私の部屋に来ても、お兄さまは私の手を離そうとはしなかった。そのまま私をソファーに座らせると、もう片方の私の手も取り、目の前に片膝をついてとても真剣な目で私を見つめる。


「希夜華、もうやめよう」


いつもより少し低めの声音で、優しくそっと抱きしめるように、一言、そう言われた。私は、何て答えるべきなんだろう。何をやめるのか。なぜやめるのか。そもそも、私はお兄さまとは口をききたくない。まだ、許してない。

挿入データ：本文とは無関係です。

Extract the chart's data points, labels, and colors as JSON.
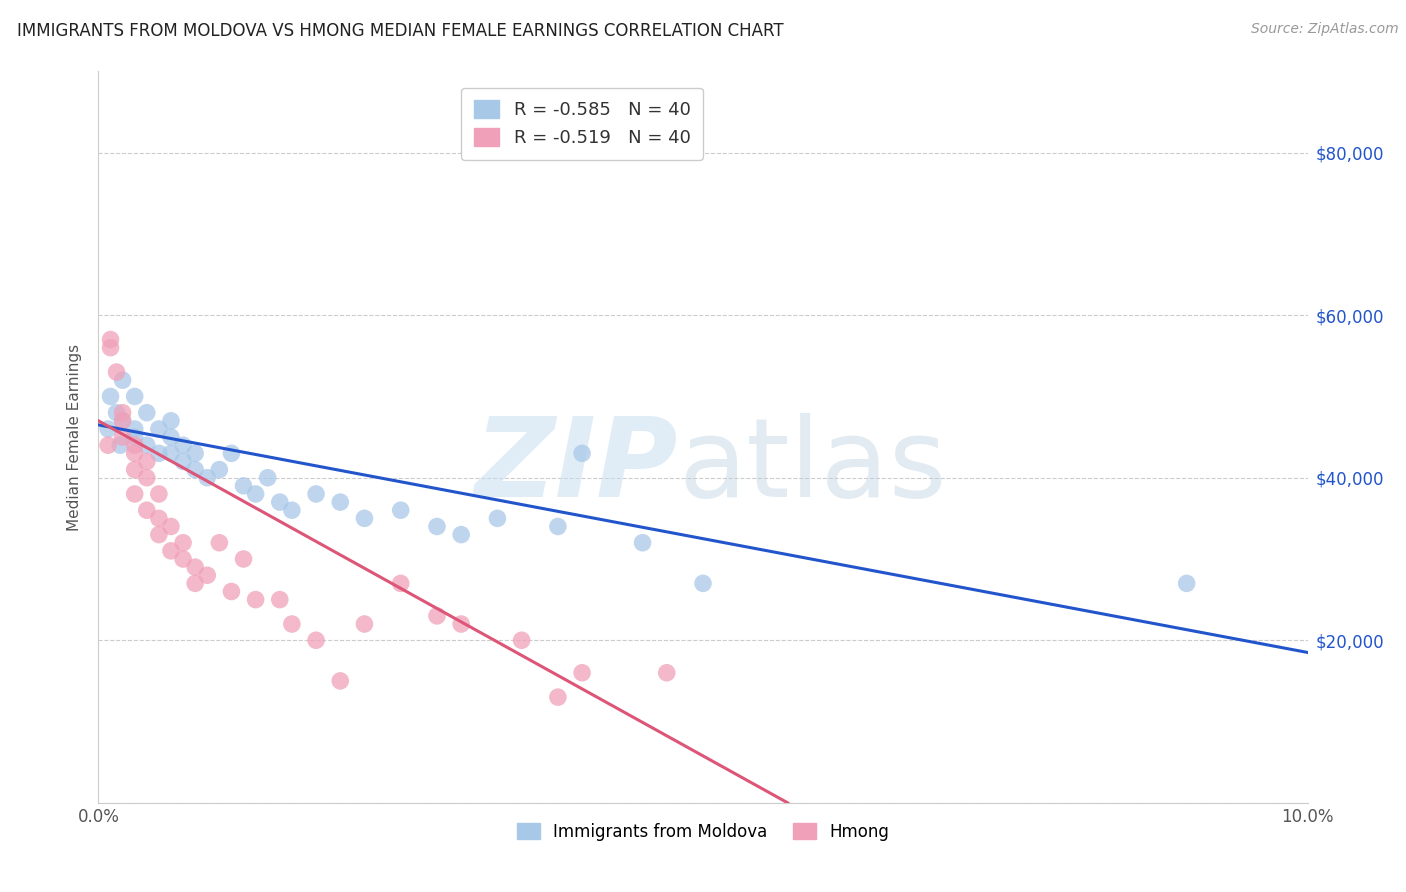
{
  "title": "IMMIGRANTS FROM MOLDOVA VS HMONG MEDIAN FEMALE EARNINGS CORRELATION CHART",
  "source": "Source: ZipAtlas.com",
  "ylabel": "Median Female Earnings",
  "right_ytick_labels": [
    "$20,000",
    "$40,000",
    "$60,000",
    "$80,000"
  ],
  "right_ytick_values": [
    20000,
    40000,
    60000,
    80000
  ],
  "legend_moldova": "R = -0.585   N = 40",
  "legend_hmong": "R = -0.519   N = 40",
  "legend_moldova_label": "Immigrants from Moldova",
  "legend_hmong_label": "Hmong",
  "moldova_color": "#a8c8e8",
  "hmong_color": "#f0a0b8",
  "moldova_line_color": "#2255cc",
  "hmong_line_color": "#dd5577",
  "xlim": [
    0.0,
    0.1
  ],
  "ylim": [
    0,
    90000
  ],
  "moldova_x": [
    0.0008,
    0.001,
    0.0015,
    0.0018,
    0.002,
    0.002,
    0.003,
    0.003,
    0.003,
    0.004,
    0.004,
    0.005,
    0.005,
    0.006,
    0.006,
    0.006,
    0.007,
    0.007,
    0.008,
    0.008,
    0.009,
    0.01,
    0.011,
    0.012,
    0.013,
    0.014,
    0.015,
    0.016,
    0.018,
    0.02,
    0.022,
    0.025,
    0.028,
    0.03,
    0.033,
    0.038,
    0.04,
    0.045,
    0.05,
    0.09
  ],
  "moldova_y": [
    46000,
    50000,
    48000,
    44000,
    52000,
    47000,
    46000,
    50000,
    45000,
    44000,
    48000,
    43000,
    46000,
    45000,
    43000,
    47000,
    44000,
    42000,
    43000,
    41000,
    40000,
    41000,
    43000,
    39000,
    38000,
    40000,
    37000,
    36000,
    38000,
    37000,
    35000,
    36000,
    34000,
    33000,
    35000,
    34000,
    43000,
    32000,
    27000,
    27000
  ],
  "hmong_x": [
    0.0008,
    0.001,
    0.001,
    0.0015,
    0.002,
    0.002,
    0.002,
    0.003,
    0.003,
    0.003,
    0.003,
    0.004,
    0.004,
    0.004,
    0.005,
    0.005,
    0.005,
    0.006,
    0.006,
    0.007,
    0.007,
    0.008,
    0.008,
    0.009,
    0.01,
    0.011,
    0.012,
    0.013,
    0.015,
    0.016,
    0.018,
    0.02,
    0.022,
    0.025,
    0.028,
    0.03,
    0.035,
    0.038,
    0.04,
    0.047
  ],
  "hmong_y": [
    44000,
    57000,
    56000,
    53000,
    48000,
    45000,
    47000,
    44000,
    43000,
    41000,
    38000,
    42000,
    40000,
    36000,
    38000,
    35000,
    33000,
    34000,
    31000,
    32000,
    30000,
    29000,
    27000,
    28000,
    32000,
    26000,
    30000,
    25000,
    25000,
    22000,
    20000,
    15000,
    22000,
    27000,
    23000,
    22000,
    20000,
    13000,
    16000,
    16000
  ],
  "moldova_line_x": [
    0.0,
    0.1
  ],
  "moldova_line_y": [
    46500,
    18500
  ],
  "hmong_line_x": [
    0.0,
    0.057
  ],
  "hmong_line_y": [
    47000,
    0
  ]
}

ただ、お兄さまの顔をジッと見返すだけの私の手を、さらにギュッと強く握られる。


「それでも、それでも良い。希夜華、僕は諦めないよ。あの時も今も、僕の考えは変わっていない。どうか、忘れないで。君は僕の妹で、何よりも愛しくて、大切な僕の宝物なんだ」


そう言ってお兄さまは立ち上がり、「おやすみ、希夜華」と、少し寂しそうに微笑むと、最後に私の右頬をさらりと撫で部屋を出て行った。

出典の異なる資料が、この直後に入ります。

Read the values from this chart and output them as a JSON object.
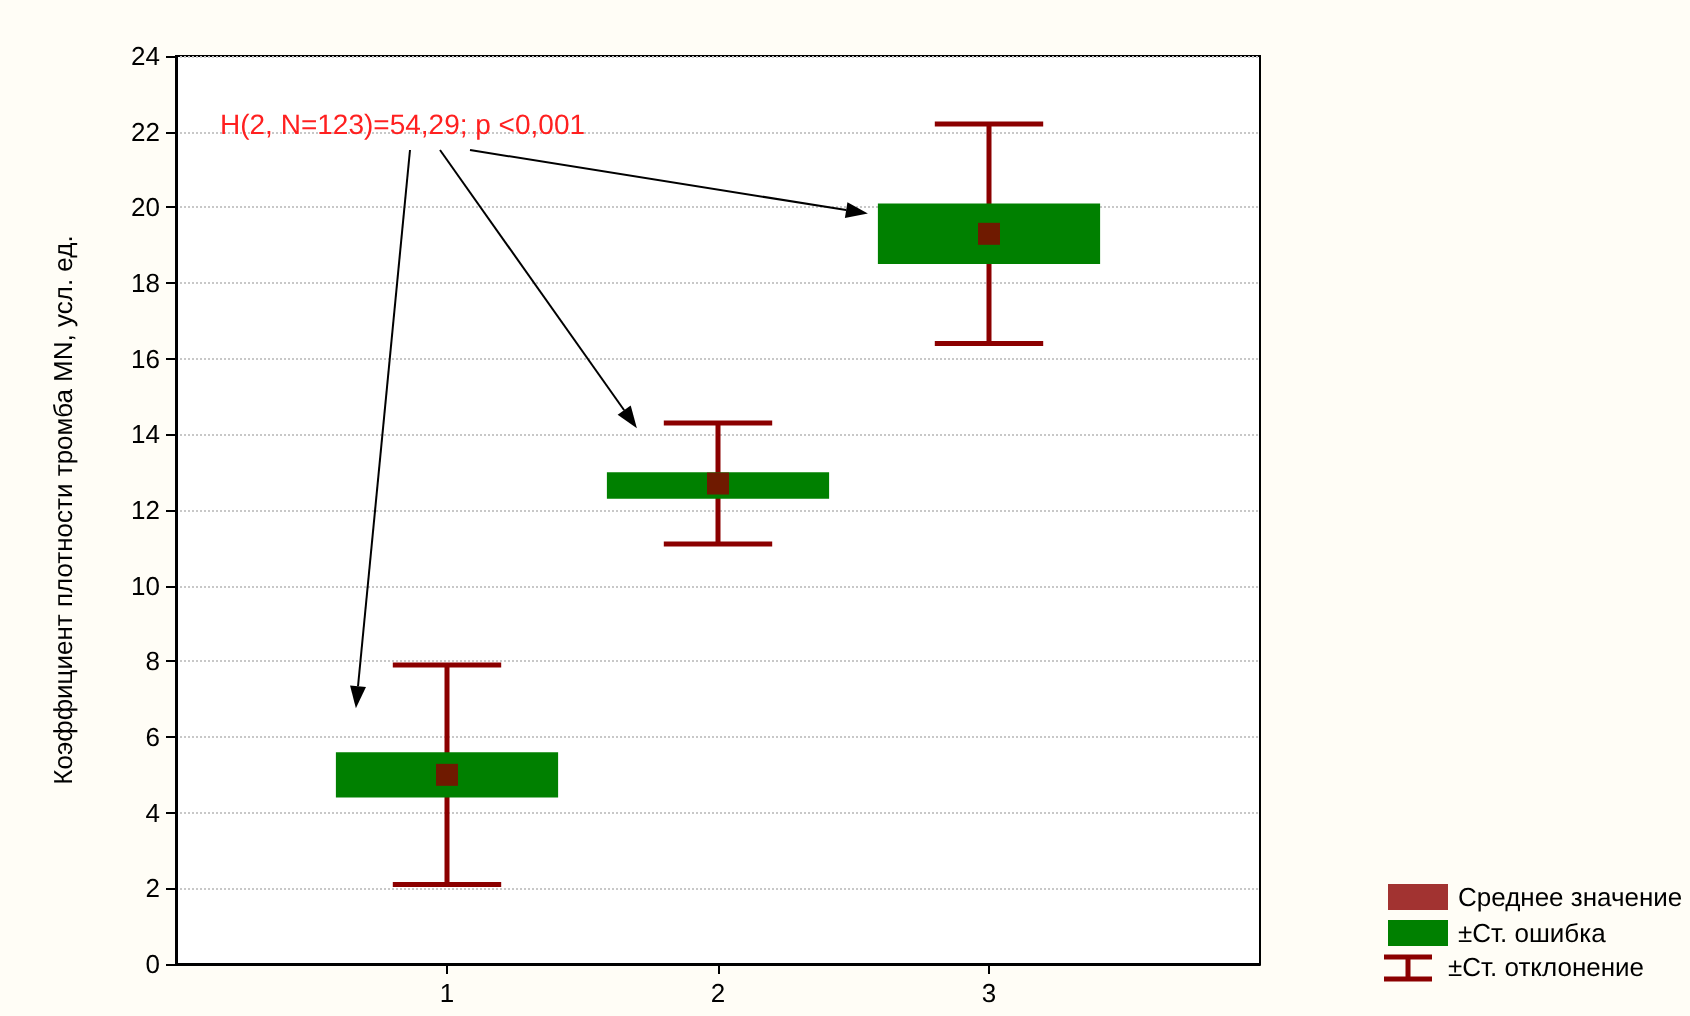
{
  "chart_data": {
    "type": "scatter",
    "ylabel": "Коэффициент плотности тромба MN, усл. ед.",
    "x": [
      1,
      2,
      3
    ],
    "xlim": [
      0,
      4
    ],
    "xticks": [
      1,
      2,
      3
    ],
    "ylim": [
      0,
      24
    ],
    "yticks": [
      0,
      2,
      4,
      6,
      8,
      10,
      12,
      14,
      16,
      18,
      20,
      22,
      24
    ],
    "grid": "y",
    "legend": "bottom right",
    "annotations": [
      "H(2, N=123)=54,29; p <0,001",
      "±Ст. отклонение"
    ],
    "series": [
      {
        "name": "Среднее значение",
        "color": "#8b0000",
        "marker": "square",
        "values": [
          5.0,
          12.7,
          19.3
        ],
        "errors": [
          2.9,
          1.6,
          2.9
        ]
      },
      {
        "name": "±Ст. ошибка",
        "type": "bar",
        "color": "#008000",
        "base": [
          4.4,
          12.3,
          18.5
        ],
        "values": [
          1.2,
          0.7,
          1.6
        ]
      }
    ]
  }
}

暫くは何も考えられなくて、考えたくなくて、気づいたらベッドに横になっていた。無意識の内に寝る準備を整えていて、横にに広がる色素の薄い茶色の髪から、ほのかにシャンプーの香りが漂っていた。

薄らと、丁寧に学習机に置いてあるピアノのレッスンバックを見たのを思い出す。佳奈恵さんがバックを預けた時に、そのまま置いといてくれたのだろう。

週4で通っているピアノレッスンは、昔、いい加減辞めろと両親に言われた習い事だった。プロのピアニストを目指すわけでもなく、これ以上学んでも、金と時間の無駄だと、切り捨てられそうになった。もう充分、教養はついたからと。それなのに、こうやって今も続けられているのは、お兄さまのおかげだった。どうやって説得したのかはわからなかったけれど、いつの間にか気づいたら何も言われなくなった。

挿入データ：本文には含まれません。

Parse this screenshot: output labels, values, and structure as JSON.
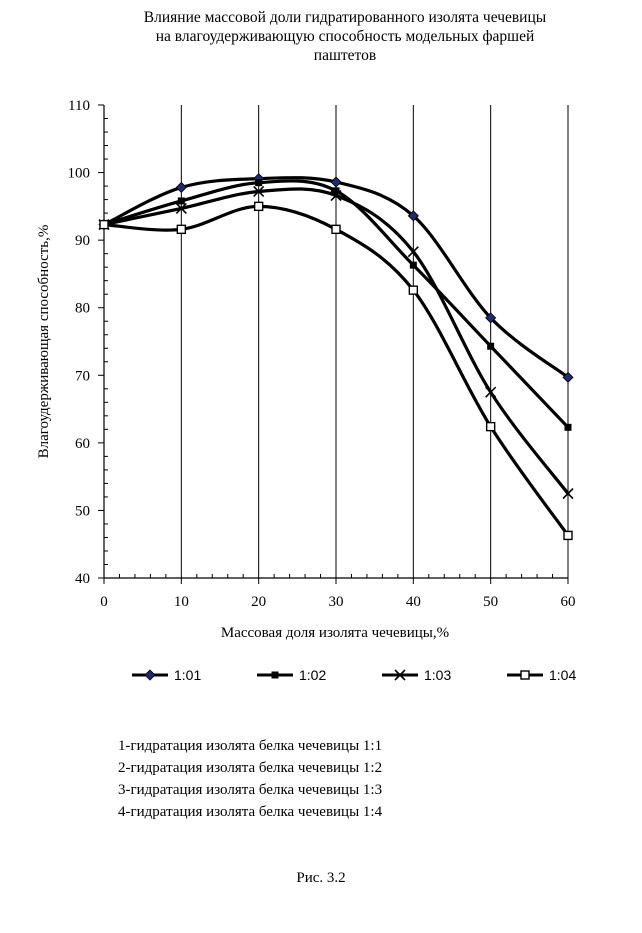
{
  "chart_data": {
    "type": "line",
    "title_lines": [
      "Влияние массовой доли гидратированного изолята чечевицы",
      "на влагоудерживающую способность модельных фаршей",
      "паштетов"
    ],
    "xlabel": "Массовая доля изолята чечевицы,%",
    "ylabel": "Влагоудерживающая способность,%",
    "xlim": [
      0,
      60
    ],
    "ylim": [
      40,
      110
    ],
    "x_ticks": [
      "0",
      "10",
      "20",
      "30",
      "40",
      "50",
      "60"
    ],
    "y_ticks": [
      "40",
      "50",
      "60",
      "70",
      "80",
      "90",
      "100",
      "110"
    ],
    "x": [
      0,
      10,
      20,
      30,
      40,
      50,
      60
    ],
    "grid": "vertical",
    "legend_position": "bottom",
    "series": [
      {
        "name": "1:01",
        "marker": "diamond",
        "values": [
          92.3,
          97.8,
          99.1,
          98.6,
          93.6,
          78.5,
          69.7
        ]
      },
      {
        "name": "1:02",
        "marker": "filled-square",
        "values": [
          92.3,
          95.8,
          98.5,
          97.3,
          86.3,
          74.3,
          62.3
        ]
      },
      {
        "name": "1:03",
        "marker": "x",
        "values": [
          92.3,
          94.7,
          97.2,
          96.6,
          88.3,
          67.5,
          52.5
        ]
      },
      {
        "name": "1:04",
        "marker": "open-square",
        "values": [
          92.3,
          91.6,
          95.0,
          91.6,
          82.6,
          62.4,
          46.3
        ]
      }
    ]
  },
  "notes": [
    "1-гидратация изолята белка чечевицы 1:1",
    "2-гидратация изолята белка чечевицы 1:2",
    "3-гидратация изолята белка чечевицы 1:3",
    "4-гидратация изолята белка чечевицы 1:4"
  ],
  "caption": "Рис. 3.2",
  "colors": {
    "line": "#000000",
    "diamond_marker": "#1f2a6b"
  }
}
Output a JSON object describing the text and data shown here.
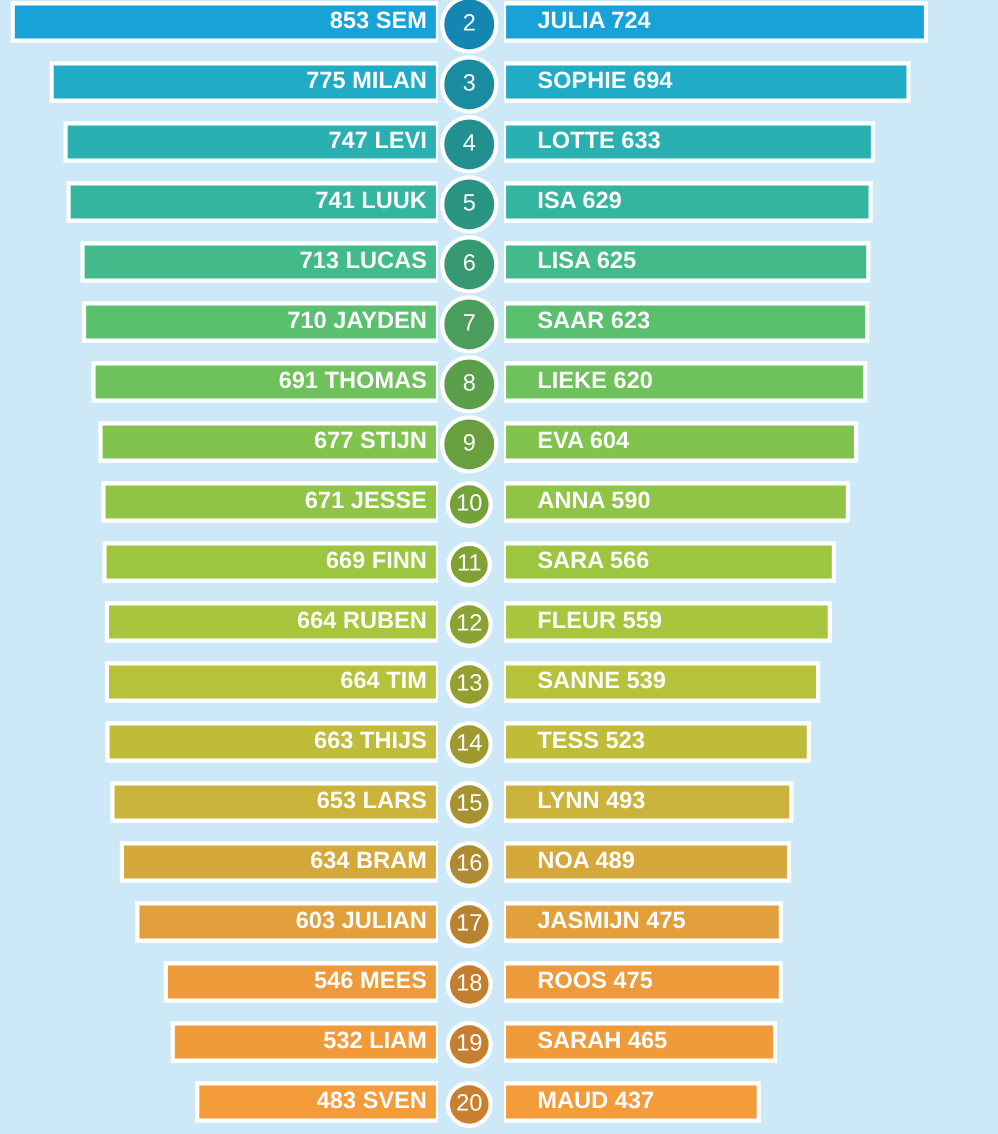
{
  "chart_data": [
    {
      "type": "bar",
      "orientation": "horizontal",
      "categories": [
        null,
        null,
        null,
        null,
        null,
        null,
        null,
        null,
        null,
        null,
        null,
        null,
        null,
        null,
        null,
        null,
        null,
        null,
        null
      ],
      "values": [
        853,
        775,
        747,
        741,
        713,
        710,
        691,
        677,
        671,
        669,
        664,
        664,
        663,
        653,
        634,
        603,
        546,
        532,
        483
      ],
      "value_labels": [
        "853 SEM",
        "775 MILAN",
        "747 LEVI",
        "741 LUUK",
        "713 LUCAS",
        "710 JAYDEN",
        "691 THOMAS",
        "677 STIJN",
        "671 JESSE",
        "669 FINN",
        "664 RUBEN",
        "664 TIM",
        "663 THIJS",
        "653 LARS",
        "634 BRAM",
        "603 JULIAN",
        "546 MEES",
        "532 LIAM",
        "483 SVEN"
      ],
      "colors": [
        "#17a3d8",
        "#20abc6",
        "#2ab0b0",
        "#33b59f",
        "#43ba8a",
        "#5bbf70",
        "#6fc15b",
        "#80c34d",
        "#8fc446",
        "#9cc540",
        "#a9c53d",
        "#b5c23a",
        "#c0bb39",
        "#cbb23a",
        "#d5a83b",
        "#e1a03b",
        "#ec9a3a",
        "#f19a3a",
        "#f49b3a"
      ],
      "tick_labels": false
    },
    {
      "type": "bar",
      "orientation": "horizontal",
      "categories": [
        "2",
        "3",
        "4",
        "5",
        "6",
        "7",
        "8",
        "9",
        "10",
        "11",
        "12",
        "13",
        "14",
        "15",
        "16",
        "17",
        "18",
        "19",
        "20"
      ],
      "values": [
        724,
        694,
        633,
        629,
        625,
        623,
        620,
        604,
        590,
        566,
        559,
        539,
        523,
        493,
        489,
        475,
        475,
        465,
        437
      ],
      "value_labels": [
        "JULIA 724",
        "SOPHIE 694",
        "LOTTE 633",
        "ISA 629",
        "LISA 625",
        "SAAR 623",
        "LIEKE 620",
        "EVA 604",
        "ANNA 590",
        "SARA 566",
        "FLEUR 559",
        "SANNE 539",
        "TESS 523",
        "LYNN 493",
        "NOA 489",
        "JASMIJN 475",
        "ROOS 475",
        "SARAH 465",
        "MAUD 437"
      ],
      "colors": [
        "#17a3d8",
        "#20abc6",
        "#2ab0b0",
        "#33b59f",
        "#43ba8a",
        "#5bbf70",
        "#6fc15b",
        "#80c34d",
        "#8fc446",
        "#9cc540",
        "#a9c53d",
        "#b5c23a",
        "#c0bb39",
        "#cbb23a",
        "#d5a83b",
        "#e1a03b",
        "#ec9a3a",
        "#f19a3a",
        "#f49b3a"
      ],
      "tick_labels": "y"
    }
  ]
}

幼い時、広くて暗いこの部屋で1人で眠るのが怖くて、誰にも気づかれないように声を潜めてよく泣いていた。そうしていると、いつの間にかお兄さまが現れて、「大丈夫だよ。お兄さまがいるよ」と抱きしめてくれた。お兄さまの腕の中は、暖かくて気持ち良くて、何よりとても安心した。

お兄さまは、いつも私を暖かく照らてくれる。決して、太陽のように眩しくはないけど、月のように朧げでもない。確かにそこにいて、いつでもあの温かい手で私を抱きしめてくれる。

お兄さまが望んでいる言葉を、あの時も今も私は持っていない。持っているのは、疑問と怒り。本当は分かっている。お兄さまもわかっている。

それなのに、お兄さまは言うんだ。


「希夜華、この家から出よう」


言外に「両親を捨てる」と言ったようなものだった。たぶん、実際に親子関係を破棄するとか、絶縁するとか、そういう意味ではない。きっと、精神的な意味だ。そして、お兄さまは、もう既にそうしていた。表面上は家族を演じながら、両親に本当の笑顔を見せることはなかった。両親は気付いているのだろうか。たぶん、気づいてなどいない。お兄さまには甘い両親は、お兄さまに関して盲目的な所が昔からあった。そして、お兄さまは息をするように嘘を吐ける人だった。きっと、私に「家を出よう」と言う前から、ずっと昔から、お兄さまは、お父さまとお母さまを、捨てた。

お兄さまにとって、私は唯一の家族になった。両親のように、私を切り捨てようとはしない。私はまだ、お兄さまの妹でいられる。大好きなお兄さまの妹でいられるなら、何だってできる。だけど、私に両親を捨てることはできなかった。

記憶が蘇る。大きな手とお酒の香り。痛くて、痛くて、でも泣いたら、もっと痛いから、必死に声を押し殺す。喉が焼き切れそうだ。背中が熱い。遠くで鞭の鳴る音が聞こえた。

ギュッと目を瞑る。記憶の奥底に押し込めるように。カタカタと震える体を、抱きしめるように丸くする。


「ごめんなさい、ごめんなさい...」


無意識に何かを呟きながら、意識はいつの間にか暗闇に沈んでいった。